Ibiza celebró este fin de semana el evento de mayor nivel que hay en la isla. No es el que cuenta con más participantes ni el que más público atrae, pero la calidad del Meeting Toni Bonet está fuera de toda duda. Ninguna competición ibicenca reúne deportistas de ese calibre. Olímpicos y mundialistas, atletas con medallas internacionales que convierten la pista de atletismo Sánchez y Vivancos en un escaparate de primer nivel. Un regalo para los amantes del deporte.

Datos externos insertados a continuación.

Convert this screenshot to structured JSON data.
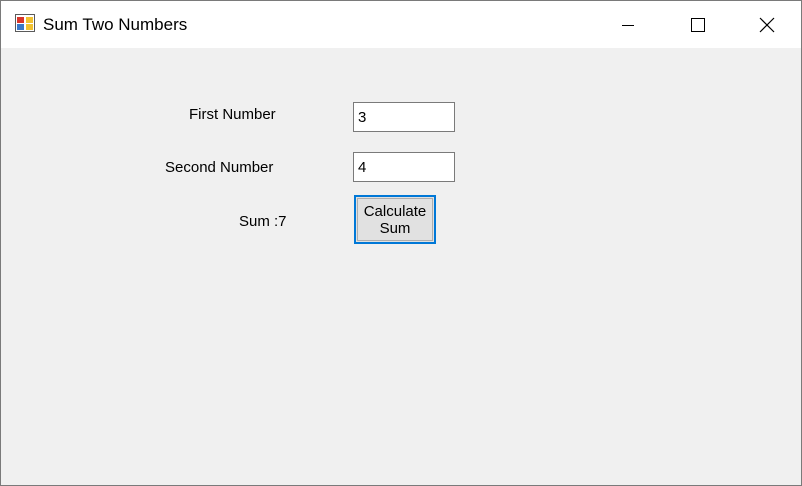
{
  "window": {
    "title": "Sum Two Numbers",
    "icons": {
      "app": "winforms-app-icon",
      "minimize": "minimize-icon",
      "maximize": "maximize-icon",
      "close": "close-icon"
    }
  },
  "form": {
    "first_label": "First Number",
    "first_value": "3",
    "second_label": "Second Number",
    "second_value": "4",
    "sum_label": "Sum :7",
    "calculate_button": "Calculate Sum"
  },
  "colors": {
    "titlebar": "#ffffff",
    "client_background": "#f0f0f0",
    "button_focus_border": "#0078d7",
    "button_face": "#e1e1e1"
  }
}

Permítame aquí el uso de la primera persona en este artículo de opinión, porque me apetece detenerme en el carácter de este tipo de deportistas, que en su mayoría destacan por su humildad. Llevo ocho años en la isla y algunos más dedicado al periodismo deportivo, y no me equivoco si digo que el atletismo es un mundo diferente.
Uno está cansado de ver a futbolistas amateurs que, por jugar un domingo, se creen profesionales. De otros que, sin estar ni cerca de la élite, levantan barreras casi imposibles cuando intentas hablar con ellos. Luego están los que también estarán este verano en Ibiza moviéndose entre yates, restaurantes y discotecas. Evidentemente hay excepciones, pero en el fútbol son eso, excepciones.
En el atletismo ocurre justo lo contrario: los raros son los que no son humildes.
Quiero personalizar esa humildad en Blanca Hervás. Uno de los nombres más en forma del atletismo español, convertida en estrella por sus medallas en el relevo 4x400 y su crecimiento en una distancia en la que España apenas tenía presencia.
Blanca llegó a Ibiza como una de las grandes figuras del meeting. El viernes ya estaba en la isla, después de haber pasado el jueves por el programa ‘La Revuelta’ de David Broncano. El sábado compitió y ganó con solvencia, dando aún más brillo al evento.
Y entonces llegó el momento que mejor la define. Mientras se recuperaba tras la prueba, me acerqué para pedirle una entrevista, prácticamente un robado a pie de pista. En ese mismo instante, llegó una niña que le pidió un autógrafo. Blanca me miró, le dije que no tenía prisa, que la atendiera primero. Y ya no fue solo una niña, fueron muchas. También los niños. Durante unos quince minutos no dejó de firmar dorsales y hacerse fotos, siempre con una sonrisa y palabras agradables.
Cuando por fin pudo atenderme, le comenté: «menudo baño de masas». Sonrió y con emoción respondió: «No puedo dejarme a ninguno, sé lo importante que es para ellos. La ilusión que les hace. Yo también fui esa niña».
A Blanca, y a atletas como ella, todo lo bueno que les pase será merecido. En el deporte hace falta más gente como ella. Que siga brillando y que no deje de ser esa niña.